Fatshimetrie
Dans les régions rurales du Kenya, un changement notable est en train de se produire dans le domaine de l’élevage. Les éleveurs commencent de plus en plus à adopter les chameaux comme substitut résistant à la sécheresse pour le bétail qu’ils ont traditionnellement élevé. Une transition qui témoigne des défis posés par le changement climatique et des efforts déployés pour s’adapter à ces nouvelles réalités.
Les communautés Borana et Samburu, situées dans la région nord, ont longtemps été associées à l’élevage du bétail, en particulier des bovins. Pour ces communautés, les bovins représentent un statut social important, notamment lors de rituels culturels, de mariages, et sont vitaux pour fournir du lait et de la viande aux familles. Cependant, le changement climatique perturbe cette manière de vivre traditionnelle.
Un exemple concret se trouve dans le village de Lekiji, à 252 kilomètres de la capitale, où Abudlahi Mohamud, un berger de chameaux âgé de 65 ans, s’occupe de son troupeau de chameaux. Après avoir perdu la quasi-totalité de ses 30 bovins pendant la sécheresse de 2022, il a décidé d’investir ses économies dans 20 chameaux, considérant que c’était une décision sage.
En effet, le changement climatique a entraîné la mort d’environ 2,6 millions de bovins en 2022. Les chameaux se révèlent être plus résilients et mieux adaptés pour faire face aux défis climatiques.
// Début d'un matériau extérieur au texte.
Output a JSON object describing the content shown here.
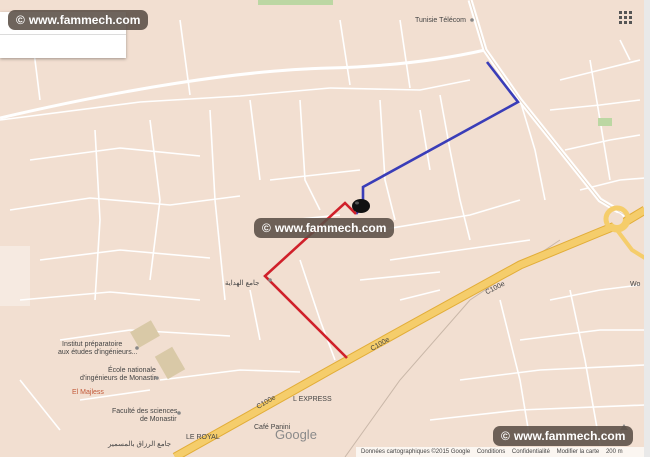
{
  "watermark": {
    "text": "www.fammech.com",
    "copyright_symbol": "©"
  },
  "labels": {
    "tunisie_telecom": "Tunisie Télécom",
    "mosque": "جامع الهداية",
    "institut_line1": "Institut préparatoire",
    "institut_line2": "aux études d'ingénieurs...",
    "ecole_line1": "École nationale",
    "ecole_line2": "d'ingénieurs de Monastir",
    "el_majless": "El Majless",
    "faculte_line1": "Faculté des sciences",
    "faculte_line2": "de Monastir",
    "mosque2": "جامع الرزاق بالمسمير",
    "le_royal": "LE ROYAL",
    "cafe_panini": "Café Panini",
    "express": "L EXPRESS",
    "road_c100e": "C100e",
    "wo": "Wo"
  },
  "google_logo": "Google",
  "footer": {
    "data": "Données cartographiques ©2015 Google",
    "conditions": "Conditions",
    "confidentialite": "Confidentialité",
    "modifier": "Modifier la carte",
    "scale": "200 m"
  },
  "colors": {
    "land": "#f2dfd1",
    "street": "#ffffff",
    "highway": "#f5cd6b",
    "highway_border": "#e2ad38",
    "route_blue": "#3a3db8",
    "route_red": "#d0202a",
    "watermark_bg": "#5a4e46",
    "park": "#d9c9a7"
  },
  "icons": {
    "apps": "apps-grid-icon",
    "marker": "location-marker-icon",
    "compass": "compass-icon"
  }
}
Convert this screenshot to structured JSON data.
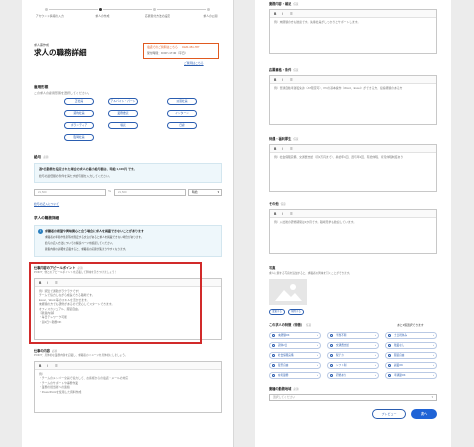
{
  "stepper": {
    "steps": [
      "アカウント情報の入力",
      "求人の作成",
      "応募受付方法の設定",
      "求人の公開"
    ],
    "current": 2
  },
  "header": {
    "subtitle": "求人票作成",
    "title": "求人の職務詳細",
    "help_line1": "電話でのご質問はこちら",
    "help_phone": "0120-451-787",
    "help_hours": "受付時間：9:00〜17:30（平日）",
    "faq_link": "ご質問はこちら"
  },
  "employment": {
    "label": "雇用形態",
    "hint": "この求人の雇用形態を選択してください。",
    "options": [
      "正社員",
      "アルバイト・パート",
      "派遣社員",
      "契約社員",
      "業務委託",
      "インターン",
      "ボランティア",
      "嘱託",
      "日雇",
      "臨時社員"
    ]
  },
  "salary": {
    "label": "給与",
    "required": "必須",
    "notice": "週5日勤務を指定された場合の求人の最小給与額は、時給 1,100円 です。",
    "notice2": "給与の最低額の条件を満たす給与額を入力してください。",
    "min_placeholder": "¥1,500",
    "max_placeholder": "¥1,500",
    "unit": "時給",
    "link": "給与の記入について"
  },
  "details_section": {
    "label": "求人の職務詳細",
    "info_title": "求職者の希望や興味関心と合う場合に求人を掲載できないことがあります",
    "info_lines": [
      "求職者の年齢や性別等を限定する文言があると求人を掲載できない場合があります。",
      "給与の記入方法についての解説ページを確認してください。",
      "募集内容の詳細を記載すると、求職者の応募が集まりやすくなります。"
    ]
  },
  "appeal": {
    "label": "仕事内容のアピールポイント",
    "required": "必須",
    "hint": "POINT：他とのアピールポイントを記載して興味を引きつけましょう！",
    "placeholder_lines": [
      "例）駅近で通勤がラクラクです！",
      "チームで協力しながら成長できる職場です。",
      "Excel、Word 等のスキルを活かせます。",
      "未経験の方でも研修があるので安心してスタートできます。",
      "オフィスカジュアル、服装自由。",
      "【募集内容】",
      "・毎日テレワーク可能",
      "・週2日〜勤務OK"
    ]
  },
  "job_content": {
    "label": "仕事の内容",
    "required": "必須",
    "hint": "POINT：具体的な業務内容を記載し、求職者のイメージを具体的にしましょう。",
    "placeholder_lines": [
      "例）",
      "・チームのメンバー全員で協力して、お客様からの電話・メールの対応",
      "・チームのサポートや事務作業",
      "・業務の担当者への連絡",
      "・PowerPointを使用した資料作成"
    ]
  },
  "right": {
    "appeal_points": {
      "label": "業務内容・補足",
      "required": "任意",
      "placeholder": "例）未経験の方も歓迎です。先輩社員がしっかりとサポートします。"
    },
    "skills": {
      "label": "応募資格・条件",
      "required": "任意",
      "placeholder": "例）普通自動車運転免許（AT限定可）、PCの基本操作（Word、Excel）ができる方、接客経験のある方"
    },
    "welfare": {
      "label": "待遇・福利厚生",
      "required": "任意",
      "placeholder": "例）社会保険完備、交通費支給（月3万円まで）、昇給年1回、賞与年2回、有給休暇、育児休暇制度あり"
    },
    "other": {
      "label": "その他",
      "required": "任意",
      "placeholder": "例）入社後の研修期間は3か月です。職場見学も歓迎しています。"
    },
    "photo": {
      "label": "写真",
      "hint": "求人に関する写真を追加すると、求職者の興味を引くことができます。",
      "btn_change": "変更する",
      "btn_delete": "削除する"
    },
    "features": {
      "label": "この求人の特徴（特徴）",
      "required": "任意",
      "counter": "あと3個選択できます",
      "items": [
        "未経験OK",
        "学歴不問",
        "土日祝休み",
        "週休2日",
        "交通費支給",
        "残業なし",
        "社会保険完備",
        "駅チカ",
        "服装自由",
        "髪型自由",
        "シフト制",
        "副業OK",
        "在宅勤務",
        "研修あり",
        "車通勤OK"
      ]
    },
    "industry": {
      "label": "業種の勤務地域",
      "required": "必須",
      "placeholder": "選択してください"
    },
    "preview_button": "プレビュー",
    "next_button": "次へ"
  }
}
Mohamud explique : « Élever des bovins est difficile en raison du manque de pâturages. En revanche, les chameaux sont plus faciles à élever car ils se nourrissent principalement de buissons et peuvent survivre dans des conditions plus rudes. Lorsque les pâturages se tarissent, tous les bovins meurent. »
Selon l’Organisation kenyane de la recherche agricole et de l’élevage (KALRO), plus de 70 % des terres du Kenya sont constituées de pâturages. Les chameaux, bien qu’ils représentent seulement 6 % de la population des herbivores au Kenya, offrent des avantages distincts par rapport aux bovins.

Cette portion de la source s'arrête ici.